The myth of Lion-Sun
For the Ammonites the sun was worshipped with the name of Camos, that is Lion-Sun, while in the Persian Empire it was one of the sacred animals of the Mitra cult, dedicated to Mitra “the invincible Sun”, often represented with a human body and the head of a lion. Still today in Iran, the lion is the Heraldic symbol of the State.
The Lion of Nemea
The most famous myth is that of the twelve labors of Hercules: the Lion of Nemea, a creature which lived in the forest surrounding the city of Nemea inside a cave that had two entrances, used as base for its evil raids. Armed only with his arc and club, Hercules faced the animal but his arrows do nothing because it is invulnerable to any weapon.
Only after a hard fight the Greek hero is able to defeat the animal, killing it with his own hands. After having skinned it with his claws, he wears his skin and uses the head as a helmet, and from then one his forces multiples, allowing him to face eleven more labors and win.
Symbol of forgotten justice
For years though in history, the term “lion” was attributed to men who showed great strength and courage, but the lion, in reality, in the past was also the supreme symbol of justice, a connotation today that is completely lost. Some legends represented him as an animal which killed its preys only after a real fight and never just for the pleasure of doing it and it was believed that the throne of king Salomon was surrounded by two giant stone lions.
In the Middle Ages, it was a tradition to discuss civil matters in the churchyards in front of the doors with stone lions on them: the sentences were formulated and issued according to the formula “inter leones et coram populo” (i.e. among the lions and the people is reunited).
Good or evil? Jesus or Satan?
In Christian symbology, the lion was adopted in the II century AD as symbol of the resurrection of Jesus, since the newborns of the lion, for three days never give a sign of life, and then come to life again on the third day thanks to the maternal breath (or paternal, according to the other versions of the legend). But the symbology of the lion in the Christian culture is ambivalent depending on whether its force is used for good or evil.
It is interpreted as an image of Christ when it fights the snake, the dragon or other evil creatures such as the billy goat (this iconographic topic is frequently used in the sculptures of the cathedrals built between the 12th and 13th centuries), but also the symbol of Satan, of vices and heresies, besides of wild desires of flesh, of greed and anger. The Italian poet Dante Alighieri (13th –14th century) makes it one of the three creatures icon of sins that prevent it from entering paradise at the beginning of its ‘Divina Commedia’.

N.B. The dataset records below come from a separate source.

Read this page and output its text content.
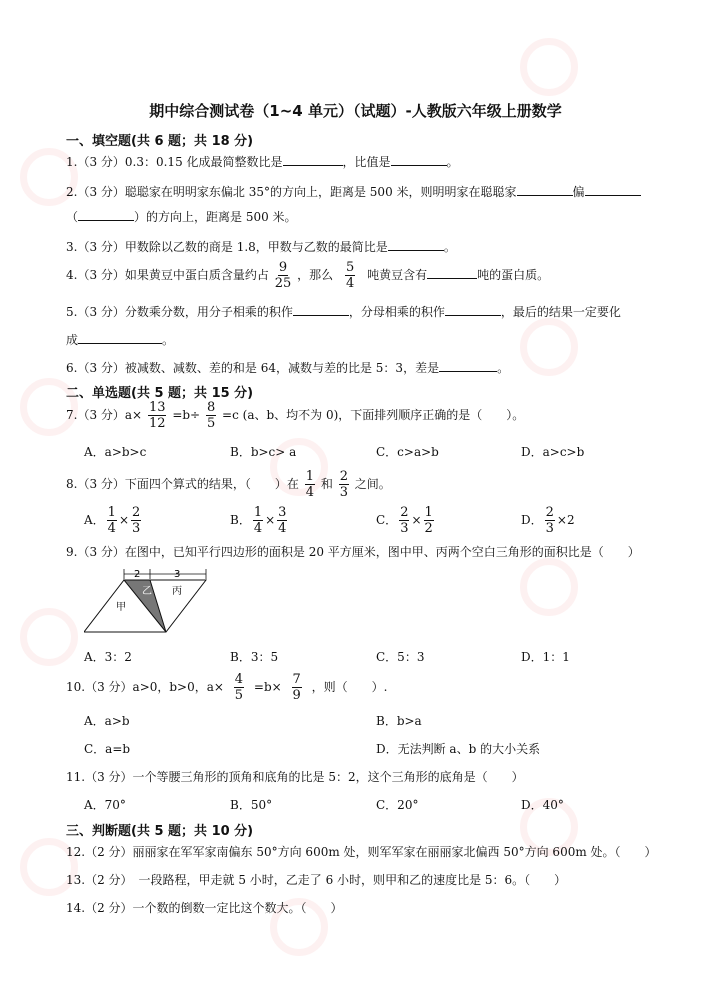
期中综合测试卷（1~4 单元）（试题）-人教版六年级上册数学
一、填空题(共 6 题；共 18 分)
1.（3 分）0.3：0.15 化成最简整数比是	，比值是	。
2.（3 分）聪聪家在明明家东偏北 35°的方向上，距离是 500 米，则明明家在聪聪家	偏
（	）的方向上，距离是 500 米。
3.（3 分）甲数除以乙数的商是 1.8，甲数与乙数的最简比是	。
4.（3 分）如果黄豆中蛋白质含量约占 $\frac{9}{25}$ ，那么 $\frac{5}{4}$ 吨黄豆含有	吨的蛋白质。
5.（3 分）分数乘分数，用分子相乘的积作	，分母相乘的积作	，最后的结果一定要化
成	。
6.（3 分）被减数、减数、差的和是 64，减数与差的比是 5：3，差是	。
二、单选题(共 5 题；共 15 分)
7.（3 分）$a\times \frac{13}{12} =b\div \frac{8}{5} =c$ (a、b、均不为 0)，下面排列顺序正确的是（　　）。
A．a>b>c	B．b>c> a	C．c>a>b	D．a>c>b
8.（3 分）下面四个算式的结果，（　　）在 $\frac{1}{4}$ 和 $\frac{2}{3}$ 之间。
A． $\frac{1}{4} \times \frac{2}{3}$	B． $\frac{1}{4} \times \frac{3}{4}$	C． $\frac{2}{3} \times \frac{1}{2}$	D． $\frac{2}{3} \times 2$
9.（3 分）在图中，已知平行四边形的面积是 20 平方厘米，图中甲、丙两个空白三角形的面积比是（　　）
2	3
甲
乙 丙
A．3：2	B．3：5	C．5：3	D．1：1
10.（3 分）a>0，b>0，$a\times \frac{4}{5} =b\times \frac{7}{9}$ ，则（　　）.
A．a>b	B．b>a
C．a=b	D．无法判断 a、b 的大小关系
11.（3 分）一个等腰三角形的顶角和底角的比是 5：2，这个三角形的底角是（　　）
A．70°	B．50°	C．20°	D．40°
三、判断题(共 5 题；共 10 分)
12.（2 分）丽丽家在军军家南偏东 50°方向 600m 处，则军军家在丽丽家北偏西 50°方向 600m 处。（　　）
13.（2 分）　一段路程，甲走就 5 小时，乙走了 6 小时，则甲和乙的速度比是 5：6。（　　）
14.（2 分）一个数的倒数一定比这个数大。（　　）
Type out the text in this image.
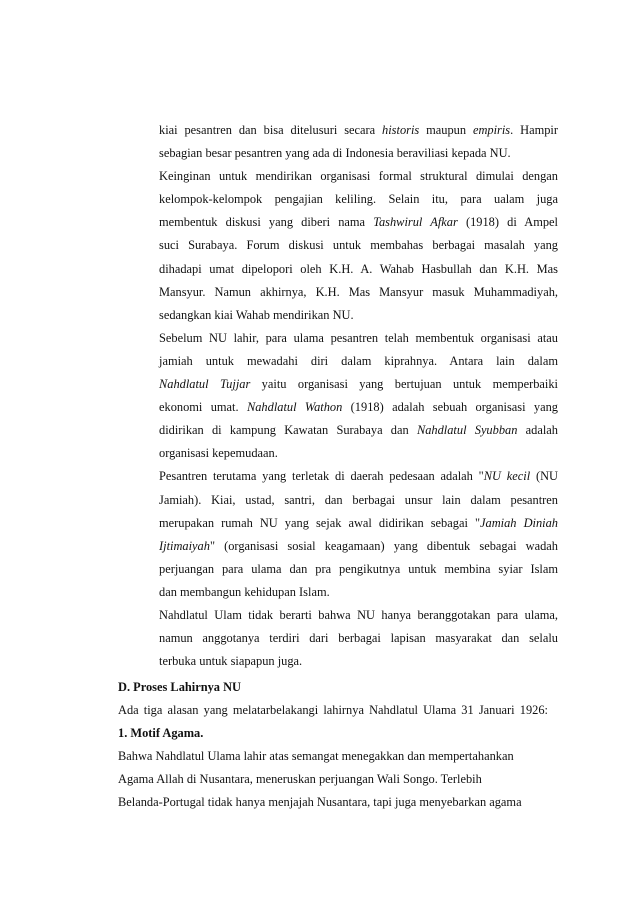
kiai pesantren dan bisa ditelusuri secara historis maupun empiris. Hampir
sebagian besar pesantren yang ada di Indonesia beraviliasi kepada NU.
Keinginan untuk mendirikan organisasi formal struktural dimulai dengan
kelompok-kelompok pengajian keliling. Selain itu, para ualam juga
membentuk diskusi yang diberi nama Tashwirul Afkar (1918) di Ampel
suci Surabaya. Forum diskusi untuk membahas berbagai masalah yang
dihadapi umat dipelopori oleh K.H. A. Wahab Hasbullah dan K.H. Mas
Mansyur. Namun akhirnya, K.H. Mas Mansyur masuk Muhammadiyah,
sedangkan kiai Wahab mendirikan NU.
Sebelum NU lahir, para ulama pesantren telah membentuk organisasi atau
jamiah untuk mewadahi diri dalam kiprahnya. Antara lain dalam
Nahdlatul Tujjar yaitu organisasi yang bertujuan untuk memperbaiki
ekonomi umat. Nahdlatul Wathon (1918) adalah sebuah organisasi yang
didirikan di kampung Kawatan Surabaya dan Nahdlatul Syubban adalah
organisasi kepemudaan.
Pesantren terutama yang terletak di daerah pedesaan adalah "NU kecil (NU
Jamiah). Kiai, ustad, santri, dan berbagai unsur lain dalam pesantren
merupakan rumah NU yang sejak awal didirikan sebagai "Jamiah Diniah
Ijtimaiyah" (organisasi sosial keagamaan) yang dibentuk sebagai wadah
perjuangan para ulama dan pra pengikutnya untuk membina syiar Islam
dan membangun kehidupan Islam.
Nahdlatul Ulam tidak berarti bahwa NU hanya beranggotakan para ulama,
namun anggotanya terdiri dari berbagai lapisan masyarakat dan selalu
terbuka untuk siapapun juga.
D. Proses Lahirnya NU
Ada tiga alasan yang melatarbelakangi lahirnya Nahdlatul Ulama 31 Januari 1926:
1. Motif Agama.
Bahwa Nahdlatul Ulama lahir atas semangat menegakkan dan mempertahankan
Agama Allah di Nusantara, meneruskan perjuangan Wali Songo. Terlebih
Belanda-Portugal tidak hanya menjajah Nusantara, tapi juga menyebarkan agama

Its holiness, unfortunately, fades out
The symbology of the lion, is complex and has a long tradition, one of the oldest possible. Every art was influenced by it and the lion represents still today one of the symbols-archetypes that survive in time, remaining popular through the years, even though the dimension of the sacred gradually disappeared in the popular culture, surpassed only by the exaltation of his physical qualities.
A logical consequence of this is that it is such a strong symbol as the one of the lion was used and abused from anyone who wants a profit at image level to denigrate his opponents and glorify it virtues, and this is why the heraldic is full of lion symbols, often used wrongly also out of its ancient solar symbol and defender of justice. Actually, symbolic lions seem to be in danger of extinction at least as much as the real ones.